The purpose of this replication log is to allow replicas to follow the leader. To do that, the leader maintains a log with a series of commands that, when followed, the final state on the replica will be the same with the leader.
We can exploit this mechanism for collecting data from our database and store it into our data infrastructure for archiving and further analysis.
The good thing with this approach is that the stress we add to the database is minimal. Another benefit is that now we can also deal with deletions very effectively. The leader will tell us when and what to delete, and we will do it.
The main issue with CDC is that working with the replication log might be complicated while its structure is not standardized among different databases. Each RDBMS pretty much follows its own architecture of a replication log. This fact also adds many edge cases that we have to take care of that probably are not that well documented as replication logs are quite esoteric tools that were never built as an interface to interact with external processes.
Finally, as we are not dealing with the state but with commands that alter state, it might be more difficult to work with destinations that do not expose a typical RDBMS interface, such as when the data has to be stored asasS3 or Kafka.
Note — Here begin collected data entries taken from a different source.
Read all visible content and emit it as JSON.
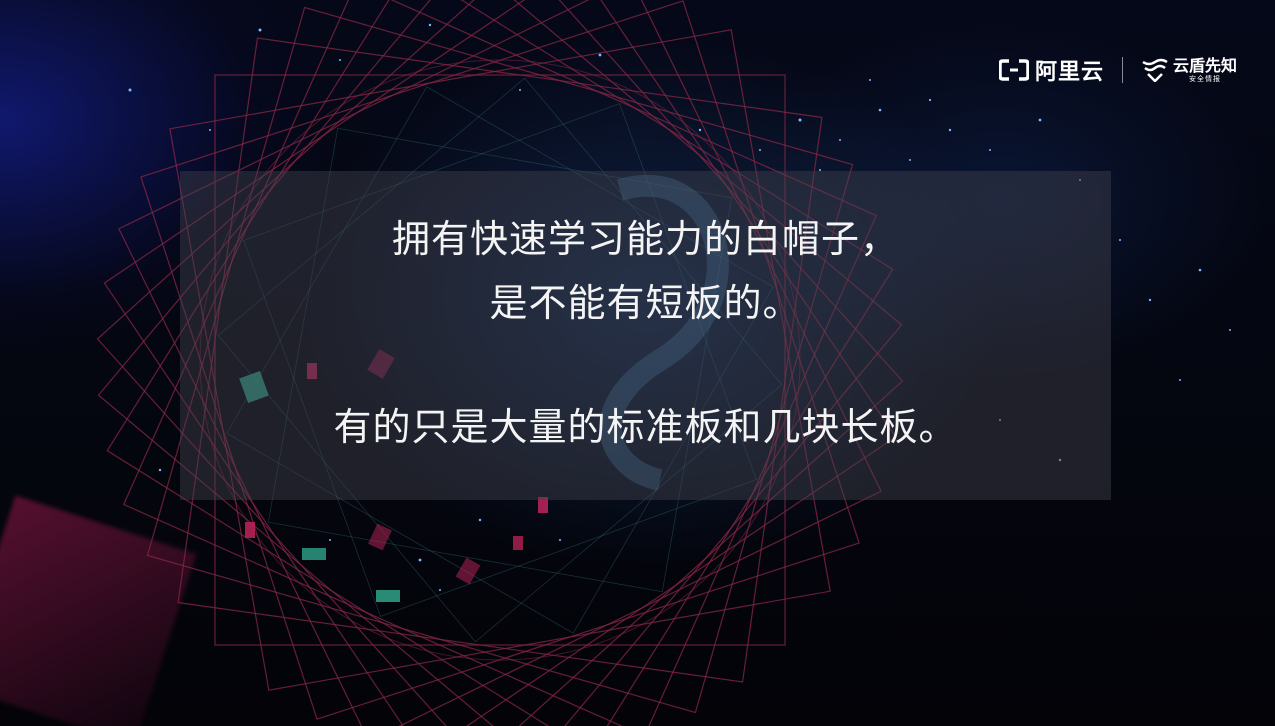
{
  "slide": {
    "lines": [
      "拥有快速学习能力的白帽子，",
      "是不能有短板的。",
      "有的只是大量的标准板和几块长板。"
    ]
  },
  "logos": {
    "aliyun": {
      "text": "阿里云",
      "icon": "aliyun-bracket-icon"
    },
    "xianzhi": {
      "title": "云盾先知",
      "subtitle": "安全情报",
      "icon": "shield-wave-icon"
    }
  },
  "colors": {
    "background": "#04060f",
    "panel": "#46464e",
    "text": "#f4f4f4",
    "frame_lines": "#8a2746",
    "accent_teal": "#2fa38a",
    "accent_pink": "#c0245a"
  }
}
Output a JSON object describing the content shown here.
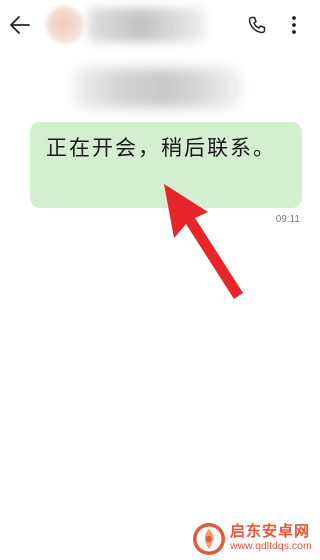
{
  "header": {
    "back_icon": "back-arrow-icon",
    "call_icon": "phone-icon",
    "more_icon": "more-vertical-icon"
  },
  "message": {
    "text": "正在开会，稍后联系。",
    "time": "09:11",
    "bubble_color": "#d4efd0"
  },
  "annotation": {
    "arrow_color": "#e8252a"
  },
  "watermark": {
    "name": "启东安卓网",
    "url": "www.qdltdqs.com",
    "color": "#e8563a"
  }
}
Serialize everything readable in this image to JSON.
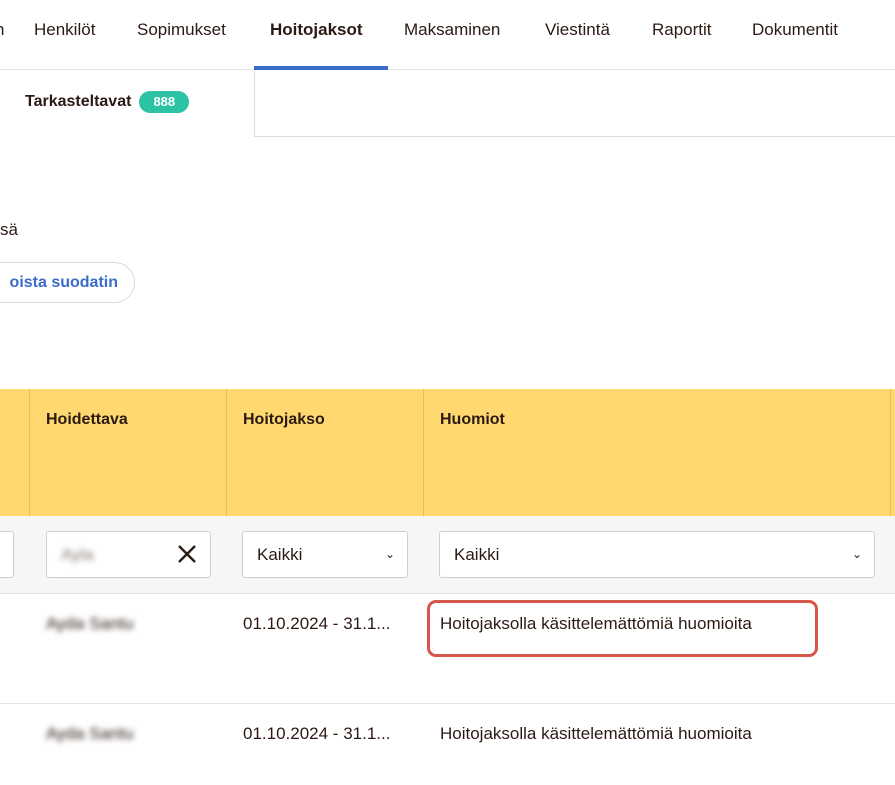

Regardless of the difficulties of implementing CDC, it’s probably the future for collecting data from RDBMS systems, so make sure to watch this space and its vendors closely.
The Rest of the Data
We covered the most important sources of data that we have to deal with. There are plenty of other types of generated data, and we might want to work with it in one or another way. Data like log files can be consumed for cybersecurity purposes, and telemetry data from our infrastructure is also important. Nevertheless, these data types are usually consumed in different ways than the data we talked about earlier and using different tools. So we won’t focus on these now.
There are a couple of other sources that are also important, though, with the following two being probably the most commonly found ones.
Spreadsheets
These are very common types of data that every company generates. There’s also an important use case where sheets are super important - offline data. Think of data that has to be collected manually for whatever reason. The easiest way to work with it is by using sheets.
Sheets are easy to work with, though. Their volume is extremely low, they change very slowly, and their dimensionality is also low. Because of these characteristics, we can easily work with them; for example, drop a table where we store a sheet and pull all the data again every time we want to collect the data without any major performance penalty.
The mechanism that we’ll use to collect spreadsheet data is usually something similar to what we would do with Cloud Apps. Actually, a very common way of working with them is to store them as Google Sheets and pull them from the cloud as we would with any other cloud application.
Cloud Object Storage
Services like S3 and Google Cloud Storage. More and more data is stored there, either because we want to build a data lake or because it’s convenient to share data using these services.
The complexity with these services is that in the end, they are just filesystems, which means that any file can be stored there. So the main issue when dealing with them is data serialization.
The good thing is that storing data on Cloud Object Storage services is becoming more and more standardized. With technologies like Apache Parquet, Apache Arrow, ORC, and Iceberg, there are efficient ways to store data while adding functionality like schema support.
Today dealing with these sources is mainly a concern after the initial data collection, but I feel that we will be working with them more and more soon.